Изменить размер шрифта - +
Несколько золотых цепочек спускались на грудь незнакомца, поросшую черными волосами, под цвет атласной рубашки. Мужчина был обут в дорогие туфли из мягкой кожи, ходить в которых можно было разве что по ковру. Из кармана белого пиджака торчал розовый шелковый платок, брюки поддерживал белый ремень с большой золотой пряжкой, а на левом запястье поблескивали часы «Ролекс».

Бремен открыл было рот, собираясь поздороваться, но внезапно увидел все.

Его зовут Ванни Фуччи. Он выехал из Майами в начале четвертого утра. С мертвецом в багажнике, с необычным именем – Чико Тартугян. Ванни Фуччи выбросил тело в трех метрах от места, где теперь находится плоскодонка, среди кипарисов, где болото темное и относительно глубокое.

Джереми растерянно заморгал – в том месте, где Чико Тартугяна, обмотанного пятьюдесятью фунтами стальной цепи, столкнули за борт, на воде еще расходились круги.

– Эй! – крикнул Ванни Фуччи и, едва не перевернув лодку, снял одну руку с весла и сунул ее под белый пиджак.

Бремен попятился и замер. На мгновение ему показалось, что револьвер калибра 38 в руке этого человека – это его оружие, то самое, что подарил ему шурин, которое он только что швырнул в реку. Но в том месте, куда упал револьвер, еще не улеглась рябь, хотя она постепенно стихала, сталкиваясь с течением реки и с небольшими волнами от раскачивавшейся лодки Фуччи.

– Эй! – снова крикнул Ванни и взвел курок. Звук был отчетливо слышан.
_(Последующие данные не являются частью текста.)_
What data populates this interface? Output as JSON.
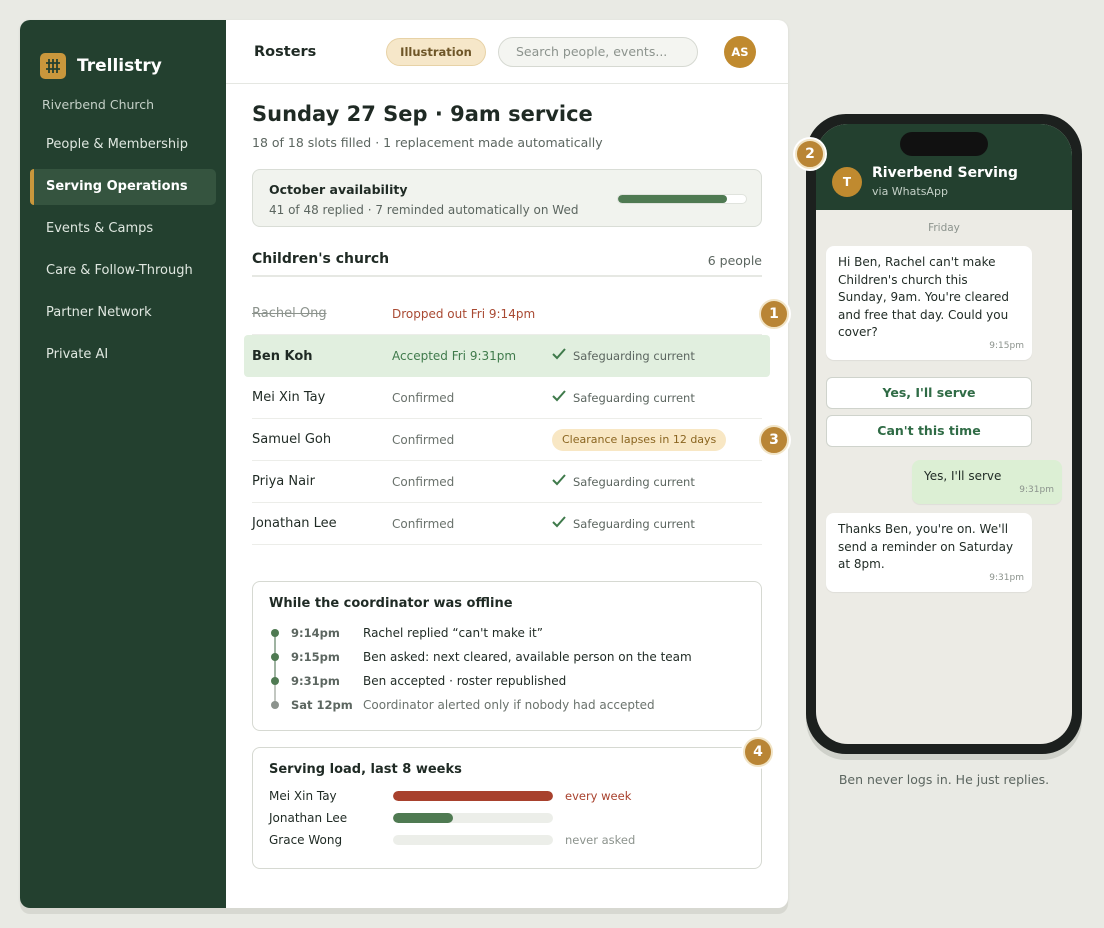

Джереми попытался поднять руки, но обнаружил, что ему удалось только поднести их к груди – жестом, означавшим не столько покорность или мольбу, сколько раздумье.

– Что, твою мать, ты тут делаешь?! – крикнул Фуччи, и плоскодонка накренилась так сильно, что револьвер, нацеленный в лицо телепата, теперь смотрел ему под ноги.

Бремен понимал, что если спасаться бегством, то теперь самое время.

– Я спрашиваю, что ты тут делаешь, долбаный придурок! – заорал мужчина в белом костюме и черной рубашке. Его курчавые волосы были такими же черными и блестящими, как эта рубашка. Лицо, покрытое искусственным загаром, побледнело, пухлые, как у купидона, губы, растянулись в подобие оскала. В мочке левого уха Ванни Фуччи Джереми заметил сверкающий бриллиант.

Лишившись на мгновение дара речи, – скорее от непонятного возбуждения, чем от страха, – Бремен покачал головой. Руки он по-прежнему держал перед грудью, так что их пальцы почти соприкасались.

– Что ты видел, придурок? Что ты видел, твою мать? – Второй вопрос Фуччи подкрепил движением револьвера, словно тыкал им в лицо Бремена.

Джереми молчал. Почему-то он был очень спокоен. Он думал о Гейл в те последние дни и ночи, когда она лежала в палате интенсивной терапии в окружении приборов, а из ее тела торчали катетеры, дыхательные трубки и линии внутривенных вливаний. Крики гангстера отогнали образы изящного танца синусоидальных волн.

– Забирайся в долбаную лодку, ублюдок! – прошипел Ванни.

Бремен снова заморгал, искренне не понимая, зачем. Мысли Фуччи представляли собой раскаленный добела поток ругательств, смешанный со страхом, и какое-то время телепат не воспринимал его слова.

– Я сказал, забирайся в долбаную лодку, ублюдок! – рявкнул Ванни Фуччи и выстрелил в воздух.

Джереми вздохнул, опустил руки и осторожно шагнул в лодку. Фуччи жестом приказал ему сесть на носу плоскодонки, а затем стал неуклюже отталкиваться от дна веслом, держа в другой руке револьвер.

В тишине – если не считать криков птиц, потревоженных выстрелом, – они плыли к противоположному берегу.

 

Глаза

 

Меня интересует смерть. Для меня это новое понятие. Идея о том, что можно просто перестать быть – самая удивительная из всех, с которыми меня познакомил Джереми.